Phylogeny and DGGE band patterns of AOA
The DGGE band patterns of AOA are shown in Fig. 2a. Seven different types of bands were retrieved and sequenced, named B1-aoa to B7-aoa. These bands were analyzed with MEGA 5.1; the phylogenetic tree is shown in Fig. 2b. The DGGE gel, together with the phylogenetic tree, showed that the seven types of bands could be classified into three clusters (Fig. 2). B1-aoa and B2-aoa, located at the upper part of the gel, belonged to cluster 5 within the soil/sediment clade. The bands B3-aoa to B6-aoa, located in the middle of the gel, belonged to cluster 1 within the sediment/water column clade. B7-aoa, located at the lower part of the gel, belonged to cluster 7 within the soil/sediment clade.
DGGE analysis (a) and phylogenetic tree (b) of AOA amoA genes of different types of sediments from three sites of a mangrove wetland in winter and summer. For DGGE, the sample ID “non” indicates non-vegetated sediments, “v-b” indicates vegetated black sediments, and “v-y” indicates vegetated yellow sediments. For the phylogenetic tree, it was based on 198 deduced amino acid sequences of the amoA gene sequences. The tree was constructed with the neighbor-joining method with 1,000 bootstrapping to estimate the confidence of the tree topologies. Bootstrap values (>50 %) are indicated at the branch points. Scale bar represents 0.02 sequence divergence. Solid squares in red represent the DGGE band sequences of the present study. Solid and hollow diamonds in blue represent the clone sequences within and 10 m away from the vegetated area by another study in our lab
The bands B2-aoa to B5-aoa were dominant in all sediments (Fig. 2a). Seasonality had a noticeable effect on the AOA band patterns. The band B1-aoa was ubiquitous in all sediments of winter, but it was absent from all sediments of summer. Furthermore, the band B6-aoa did not occur in any sediment of winter, but it occurred in all vegetated yellow sediments of summer. B7-aoa was only detected in the vegetated yellow sediment of site 2 in summer. In winter, AOA band patterns were similar among different types of sediments, indicating that sediment type had no effect on AOA patterns in winter. In summer, however, the vegetated yellow sediments showed obviously different patterns from the vegetated black sediments and the non-vegetated sediments: B6-aoa existed in all vegetated yellow sediments, but not in the other two types of sediments, and B7-aoa only existed in the vegetated yellow sediment of site 2.

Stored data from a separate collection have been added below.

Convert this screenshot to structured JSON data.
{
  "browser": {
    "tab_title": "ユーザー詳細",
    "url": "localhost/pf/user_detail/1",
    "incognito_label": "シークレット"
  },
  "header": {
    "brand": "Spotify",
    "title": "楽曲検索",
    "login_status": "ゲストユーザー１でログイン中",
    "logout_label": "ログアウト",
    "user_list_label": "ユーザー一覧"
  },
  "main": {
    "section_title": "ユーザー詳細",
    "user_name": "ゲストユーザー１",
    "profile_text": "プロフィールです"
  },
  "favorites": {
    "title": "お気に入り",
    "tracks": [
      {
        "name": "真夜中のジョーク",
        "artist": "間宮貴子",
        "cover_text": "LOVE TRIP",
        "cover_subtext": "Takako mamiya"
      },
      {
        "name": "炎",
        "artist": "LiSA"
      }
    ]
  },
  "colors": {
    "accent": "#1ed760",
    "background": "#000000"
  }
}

Phylogeny and DGGE band patterns of AOB
The DGGE band patterns of AOB are shown in Fig. 3a. For the winter samples, many bands showed a secondary band closely next to them. The secondary bands were actually a repetitive band as their sequences were identical (data not shown). The secondary bands were produced due to the utilization of the degenerate primers. DGGE analysis could separate bands with a difference of only 1 base when the gel is well made, the denature gradient is optimum, and the running time is adequate. The gel results of winter seem to be the case. Although the repetitive bands could be avoided by not using the degenerate primers (Nicolaisen and Ramsing 2002), the results might be biased because some bands might not be amplified. If properly controlled, the DGGE results of repetitive bands will not hamper analyses because they are easily identified for the close distances. Therefore, the degenerate primers were still adopted in the present study.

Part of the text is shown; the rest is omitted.